# New TT user - absolutely love my TT - drive of your life



## lisa-tt-lover (Mar 20, 2010)

Hi all, I'm new to the forum. Bought my first (05 quattro) TT in September absolutely love it. I don't know how I ever managed without it - makes driving what it should be!


----------



## rustyintegrale (Oct 1, 2006)

lisa-tt-lover said:


> Hi all, I'm new to the forum. Bought my first (05 quattro) TT in September absolutely love it. I don't know how I ever managed without it - makes driving what it should be!


Good fun eh Lisa? 8)

Do you fancy getting still more pleasure from her?

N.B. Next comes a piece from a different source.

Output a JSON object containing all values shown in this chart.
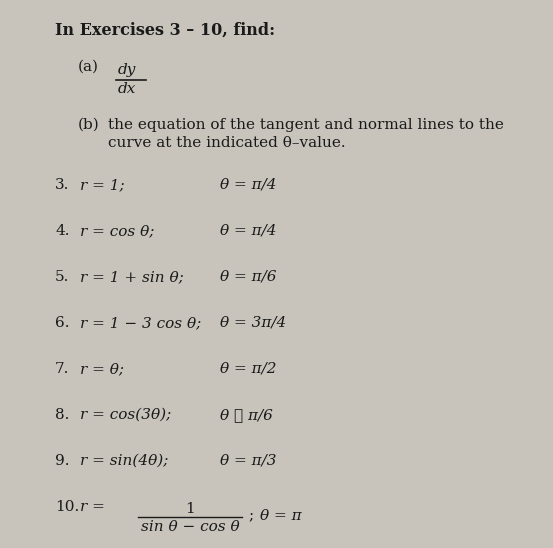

Click the links below my sig strip and find out how... :wink:

Cheers and welcome to the Forum.

Rich


----------



## TT_Tesh (Feb 22, 2009)

Lets see some picTTures!!!


----------



## davelincs (Jan 1, 2010)

Hi Lisa, welcome to the forum


----------



## T ROB T (Dec 7, 2008)

Welcome and enjoy the fun


----------



## T3RBO (Dec 9, 2003)

Welcome to the forum


----------



## YELLOW_TT (Feb 25, 2004)

Welcome dont forget to join the TTOC www.ttoc.co.uk


----------



## DAZTTC (May 20, 2005)

Hi welcome to the forum


----------



## ahaydock (Sep 19, 2006)

Welcome along to TTF.


----------



## Jamo8 (Apr 23, 2009)

Welcome to the forum Lisa


----------



## wallstreet (Oct 19, 2009)

Welcome Lisa, Welcome to the pleasuredome of Life, of what driving may be, should be, could be but now is everyday a smile on your cheek grinning face... we are all TT lovers on here enjoy the planet of TT knowledge online the definitive space for you to explore all you want, all you need.. have fun :twisted: :roll:


----------



## Wallsendmag (Feb 12, 2004)

Welcome to the forum


----------